Who was this amazing performer? Nobody around me in the dense crowd was able to tell me.

Fortunately, while sheltering from rain a couple of days later, I met Aurora Nealand and had the opportunity to ask. She told me the lady was a good friend of hers - Stephanie Nilles.

Back in England, I consulted the internet to find out more about Stephanie.

She is described as a 'Chicago-born jazz/punk/barrelhouse musician' who has been 'hustling around the United States, Europe, and Canada.... averaging 150 gigs a year, and captivating unsuspecting listeners with a voice that would make Jelly Roll Morton look orthodox and Ma Rainey look sober'.

But her background (I was not surprised to find) was a classical training. She studied piano and cello from the age of six, was a finalist at the Young Concert Artists' International Competition, a gold medalist at the Fischoff Competition, and had performed on National Public Radio on three separate occasions by the age of seventeen. At twenty-two, she had graduated from the Cleveland Institute of Music with a degree in classical piano performance. She moved to New York City, where she began writing songs and performed regularly on the east village anti-folk scene.

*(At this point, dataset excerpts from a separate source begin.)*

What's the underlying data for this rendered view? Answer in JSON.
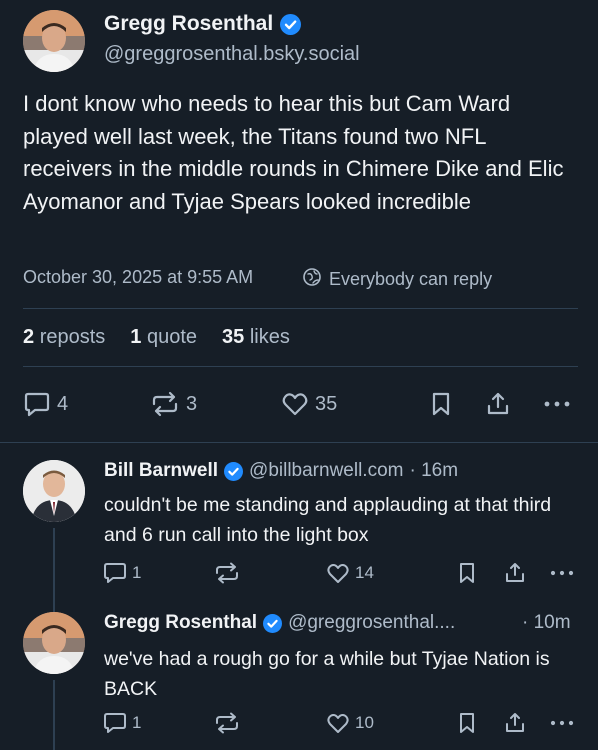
{
  "main_post": {
    "author_name": "Gregg Rosenthal",
    "author_handle": "@greggrosenthal.bsky.social",
    "text": "I dont know who needs to hear this but Cam Ward played well last week, the Titans found two NFL receivers in the middle rounds in Chimere Dike and Elic Ayomanor and Tyjae Spears looked incredible",
    "timestamp": "October 30, 2025 at 9:55 AM",
    "reply_setting": "Everybody can reply",
    "stats": {
      "reposts_count": "2",
      "reposts_label": "reposts",
      "quotes_count": "1",
      "quotes_label": "quote",
      "likes_count": "35",
      "likes_label": "likes"
    },
    "actions": {
      "reply_count": "4",
      "repost_count": "3",
      "like_count": "35"
    }
  },
  "replies": [
    {
      "author_name": "Bill Barnwell",
      "author_handle": "@billbarnwell.com",
      "time": "· 16m",
      "text": "couldn't be me standing and applauding at that third and 6 run call into the light box",
      "reply_count": "1",
      "repost_count": "",
      "like_count": "14"
    },
    {
      "author_name": "Gregg Rosenthal",
      "author_handle": "@greggrosenthal....",
      "time": "· 10m",
      "text": "we've had a rough go for a while but Tyjae Nation is BACK",
      "reply_count": "1",
      "repost_count": "",
      "like_count": "10"
    }
  ],
  "colors": {
    "background": "#161e27",
    "text": "#f1f3f5",
    "muted": "#aebbc9",
    "divider": "#2e4052",
    "verified": "#208bfe"
  },
  "icons": [
    "verified-icon",
    "globe-icon",
    "reply-icon",
    "repost-icon",
    "like-icon",
    "bookmark-icon",
    "share-icon",
    "more-icon"
  ]
}
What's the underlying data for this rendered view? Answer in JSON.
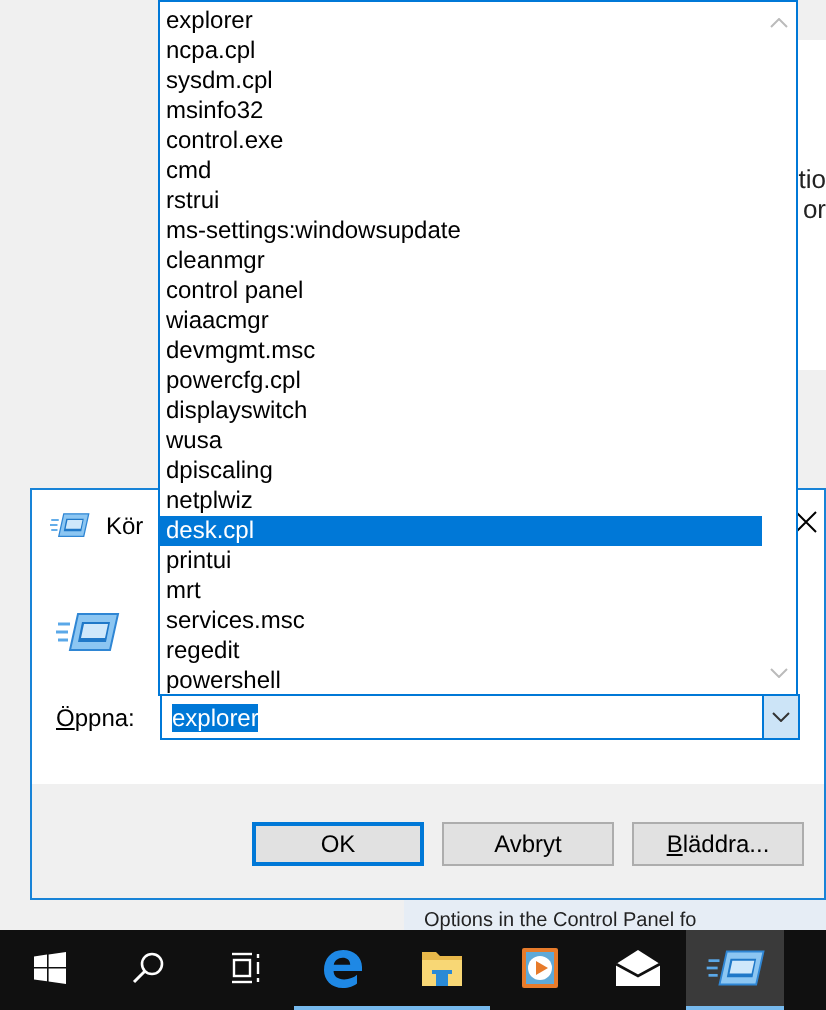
{
  "background_window": {
    "fragments": [
      "tio",
      "or"
    ],
    "caption": "Options in the Control Panel fo"
  },
  "dialog": {
    "title": "Kör",
    "open_label": "Öppna:",
    "open_label_accesskey_underlined": true,
    "command": {
      "value": "explorer",
      "text_selected": true
    },
    "dropdown": {
      "items": [
        {
          "label": "explorer",
          "selected": false
        },
        {
          "label": "ncpa.cpl",
          "selected": false
        },
        {
          "label": "sysdm.cpl",
          "selected": false
        },
        {
          "label": "msinfo32",
          "selected": false
        },
        {
          "label": "control.exe",
          "selected": false
        },
        {
          "label": "cmd",
          "selected": false
        },
        {
          "label": "rstrui",
          "selected": false
        },
        {
          "label": "ms-settings:windowsupdate",
          "selected": false
        },
        {
          "label": "cleanmgr",
          "selected": false
        },
        {
          "label": "control panel",
          "selected": false
        },
        {
          "label": "wiaacmgr",
          "selected": false
        },
        {
          "label": "devmgmt.msc",
          "selected": false
        },
        {
          "label": "powercfg.cpl",
          "selected": false
        },
        {
          "label": "displayswitch",
          "selected": false
        },
        {
          "label": "wusa",
          "selected": false
        },
        {
          "label": "dpiscaling",
          "selected": false
        },
        {
          "label": "netplwiz",
          "selected": false
        },
        {
          "label": "desk.cpl",
          "selected": true
        },
        {
          "label": "printui",
          "selected": false
        },
        {
          "label": "mrt",
          "selected": false
        },
        {
          "label": "services.msc",
          "selected": false
        },
        {
          "label": "regedit",
          "selected": false
        },
        {
          "label": "powershell",
          "selected": false
        }
      ]
    },
    "buttons": [
      {
        "label": "OK",
        "default": true
      },
      {
        "label": "Avbryt",
        "default": false
      },
      {
        "label": "Bläddra...",
        "default": false,
        "accesskey_underlined": true
      }
    ]
  },
  "taskbar": {
    "items": [
      {
        "kind": "start",
        "running": false,
        "active": false
      },
      {
        "kind": "search",
        "running": false,
        "active": false
      },
      {
        "kind": "taskview",
        "running": false,
        "active": false
      },
      {
        "kind": "browser",
        "running": true,
        "active": false
      },
      {
        "kind": "folder",
        "running": true,
        "active": false
      },
      {
        "kind": "media",
        "running": false,
        "active": false
      },
      {
        "kind": "mail",
        "running": false,
        "active": false
      },
      {
        "kind": "run",
        "running": true,
        "active": true
      }
    ]
  }
}
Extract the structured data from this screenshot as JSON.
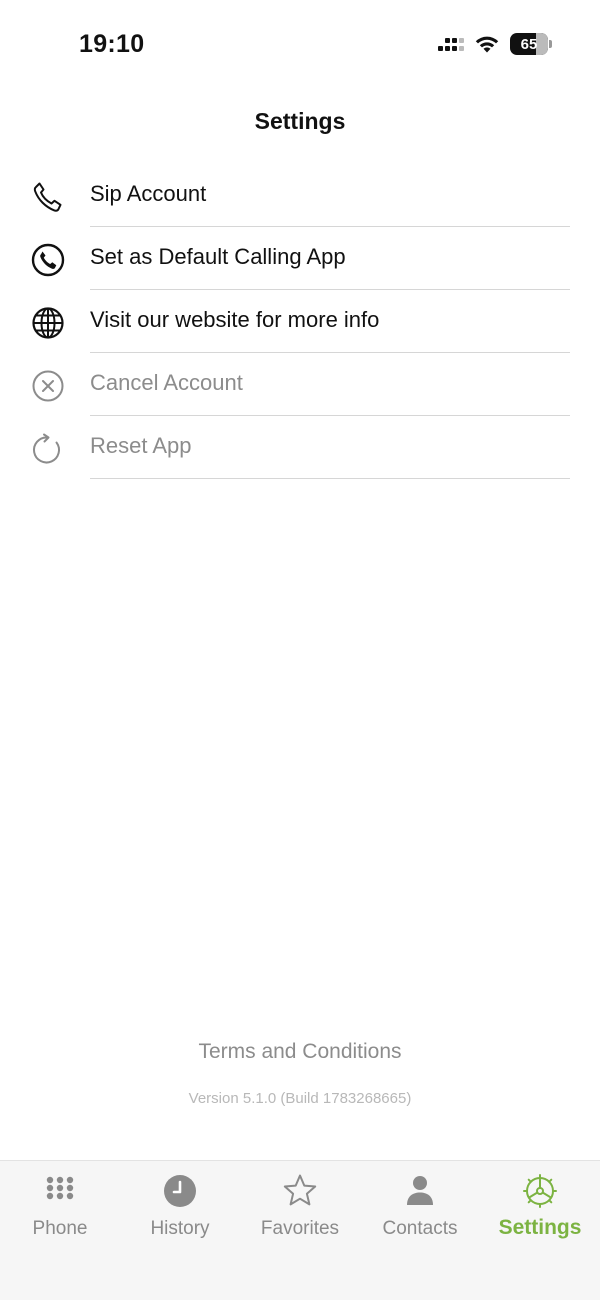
{
  "status_bar": {
    "time": "19:10",
    "battery": "65"
  },
  "header": {
    "title": "Settings"
  },
  "settings_items": [
    {
      "label": "Sip Account",
      "icon": "phone-icon",
      "muted": false
    },
    {
      "label": "Set as Default Calling App",
      "icon": "phone-circle-icon",
      "muted": false
    },
    {
      "label": "Visit our website for more info",
      "icon": "globe-icon",
      "muted": false
    },
    {
      "label": "Cancel Account",
      "icon": "cancel-circle-icon",
      "muted": true
    },
    {
      "label": "Reset App",
      "icon": "reset-icon",
      "muted": true
    }
  ],
  "footer": {
    "terms": "Terms and Conditions",
    "version": "Version 5.1.0 (Build 1783268665)"
  },
  "tab_bar": {
    "tabs": [
      {
        "label": "Phone",
        "icon": "keypad-icon"
      },
      {
        "label": "History",
        "icon": "clock-icon"
      },
      {
        "label": "Favorites",
        "icon": "star-icon"
      },
      {
        "label": "Contacts",
        "icon": "person-icon"
      },
      {
        "label": "Settings",
        "icon": "gear-icon"
      }
    ],
    "active_tab": "Settings"
  },
  "colors": {
    "accent": "#7cb342",
    "text": "#111111",
    "muted_text": "#8c8c8c",
    "divider": "#d6d6d6",
    "tab_inactive": "#8a8a8a",
    "tab_background": "#f6f6f6"
  }
}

Stephanie has made several CDs and has also been involved in numerous music projects in both Europe and America. On the internet, you can find plenty about her activities, but these quotations will give you some insights into Stephanie and her music: '....a highly accomplished, award-winning young pianist with a degree in classical performance and the whole world ahead of her chucks it all over to eke out a bohemian living playing punk clubs and sleeping in her car'; 'Her compositions are often dizzyingly witty'; 'Writing truthful and poignant stories of the world as it is'; 'With a voice that manically switches from sultry soul to wild yelping, not to mention mad piano skills and a wild performance energy, Nilles has the talent to shuffle past the mediocre label props grinding their teeth on Top 40 radio today'.

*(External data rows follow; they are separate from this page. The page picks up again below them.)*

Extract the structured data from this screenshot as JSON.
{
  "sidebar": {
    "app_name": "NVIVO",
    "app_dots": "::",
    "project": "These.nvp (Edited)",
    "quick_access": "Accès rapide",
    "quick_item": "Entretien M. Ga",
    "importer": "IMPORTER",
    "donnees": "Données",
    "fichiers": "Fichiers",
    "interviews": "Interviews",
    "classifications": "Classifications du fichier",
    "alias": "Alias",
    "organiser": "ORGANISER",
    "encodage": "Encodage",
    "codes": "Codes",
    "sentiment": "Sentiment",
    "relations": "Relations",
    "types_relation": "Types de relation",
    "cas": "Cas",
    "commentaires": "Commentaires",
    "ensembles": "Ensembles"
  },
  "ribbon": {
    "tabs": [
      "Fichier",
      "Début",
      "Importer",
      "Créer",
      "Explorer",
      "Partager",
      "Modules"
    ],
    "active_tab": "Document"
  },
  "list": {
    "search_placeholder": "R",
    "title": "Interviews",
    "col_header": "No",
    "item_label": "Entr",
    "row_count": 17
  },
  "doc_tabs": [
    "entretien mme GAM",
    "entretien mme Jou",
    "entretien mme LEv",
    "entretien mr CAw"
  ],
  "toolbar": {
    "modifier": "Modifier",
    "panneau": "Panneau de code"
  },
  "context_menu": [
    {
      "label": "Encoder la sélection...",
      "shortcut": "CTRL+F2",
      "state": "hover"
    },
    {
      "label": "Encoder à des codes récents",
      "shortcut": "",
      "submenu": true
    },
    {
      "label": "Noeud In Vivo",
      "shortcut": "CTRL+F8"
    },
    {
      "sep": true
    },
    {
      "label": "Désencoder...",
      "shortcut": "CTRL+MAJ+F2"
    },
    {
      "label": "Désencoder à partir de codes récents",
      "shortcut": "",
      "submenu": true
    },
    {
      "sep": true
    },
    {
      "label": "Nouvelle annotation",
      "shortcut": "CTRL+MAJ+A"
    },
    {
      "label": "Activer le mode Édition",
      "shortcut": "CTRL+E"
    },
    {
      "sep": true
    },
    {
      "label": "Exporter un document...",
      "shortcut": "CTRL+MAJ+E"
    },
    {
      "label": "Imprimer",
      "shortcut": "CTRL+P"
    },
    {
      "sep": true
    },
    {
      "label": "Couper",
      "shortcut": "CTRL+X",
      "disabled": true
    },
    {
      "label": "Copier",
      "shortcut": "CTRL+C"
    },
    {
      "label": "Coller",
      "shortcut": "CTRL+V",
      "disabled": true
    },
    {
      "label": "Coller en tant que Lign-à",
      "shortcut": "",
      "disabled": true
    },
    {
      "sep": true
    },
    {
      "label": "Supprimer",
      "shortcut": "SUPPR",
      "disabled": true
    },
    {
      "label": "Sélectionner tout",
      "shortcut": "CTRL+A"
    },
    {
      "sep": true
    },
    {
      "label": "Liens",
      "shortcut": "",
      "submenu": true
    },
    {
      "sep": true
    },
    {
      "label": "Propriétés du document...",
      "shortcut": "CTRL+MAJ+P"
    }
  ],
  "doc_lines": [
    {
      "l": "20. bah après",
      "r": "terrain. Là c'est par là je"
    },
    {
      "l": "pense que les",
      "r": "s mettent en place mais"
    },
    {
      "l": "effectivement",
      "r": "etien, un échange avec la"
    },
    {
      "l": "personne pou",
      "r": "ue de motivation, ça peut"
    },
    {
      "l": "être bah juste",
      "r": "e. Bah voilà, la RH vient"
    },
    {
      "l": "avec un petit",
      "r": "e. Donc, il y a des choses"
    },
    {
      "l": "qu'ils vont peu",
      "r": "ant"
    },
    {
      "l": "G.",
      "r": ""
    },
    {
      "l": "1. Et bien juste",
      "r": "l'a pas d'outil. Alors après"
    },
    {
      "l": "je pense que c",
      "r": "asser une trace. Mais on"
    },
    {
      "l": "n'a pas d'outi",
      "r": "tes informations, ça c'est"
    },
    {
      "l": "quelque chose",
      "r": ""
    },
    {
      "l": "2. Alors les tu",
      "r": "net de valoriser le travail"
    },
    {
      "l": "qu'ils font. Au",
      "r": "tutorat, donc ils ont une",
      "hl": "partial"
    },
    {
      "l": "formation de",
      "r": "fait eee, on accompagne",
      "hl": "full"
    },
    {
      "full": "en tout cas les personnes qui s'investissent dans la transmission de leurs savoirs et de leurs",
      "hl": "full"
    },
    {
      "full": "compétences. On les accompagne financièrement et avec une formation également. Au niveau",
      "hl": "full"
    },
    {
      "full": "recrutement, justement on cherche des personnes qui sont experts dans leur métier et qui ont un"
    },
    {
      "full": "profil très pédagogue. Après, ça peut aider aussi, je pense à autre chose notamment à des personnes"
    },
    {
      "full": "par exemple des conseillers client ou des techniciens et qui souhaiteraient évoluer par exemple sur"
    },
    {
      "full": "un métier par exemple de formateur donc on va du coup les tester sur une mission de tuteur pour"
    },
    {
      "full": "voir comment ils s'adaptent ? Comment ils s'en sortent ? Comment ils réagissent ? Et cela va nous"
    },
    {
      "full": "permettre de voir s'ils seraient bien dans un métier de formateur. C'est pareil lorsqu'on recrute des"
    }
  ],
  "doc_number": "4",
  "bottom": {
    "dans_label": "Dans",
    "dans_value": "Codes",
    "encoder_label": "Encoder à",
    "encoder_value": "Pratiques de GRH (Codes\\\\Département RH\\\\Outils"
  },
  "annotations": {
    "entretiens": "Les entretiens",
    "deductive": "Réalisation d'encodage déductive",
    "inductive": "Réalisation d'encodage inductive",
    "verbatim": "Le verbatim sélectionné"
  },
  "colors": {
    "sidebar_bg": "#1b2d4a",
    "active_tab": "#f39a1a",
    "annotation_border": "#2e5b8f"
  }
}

My message is: if you ever have a chance of hearing Stephanie Nilles playing in a traditional jazz band, jump at it. You will be in for a treat. But I think the opportunities may be exceptionally hard to come by. It seems that playing in a traditional jazz band is something she does all too rarely. I was so lucky to be there on one of those occasions.

This video will give you some idea of what Stephanie Nilles is capable of - just with a voice and a piano:

And with a small band:

Possibly, you may not enjoy her style in these far-from-trad-jazz YouTube videos. But I can assure you that - on that great night in New Orleans - Stephanie accepted all the disciplines of traditional jazz and that her playing in Aurora's band was sensational.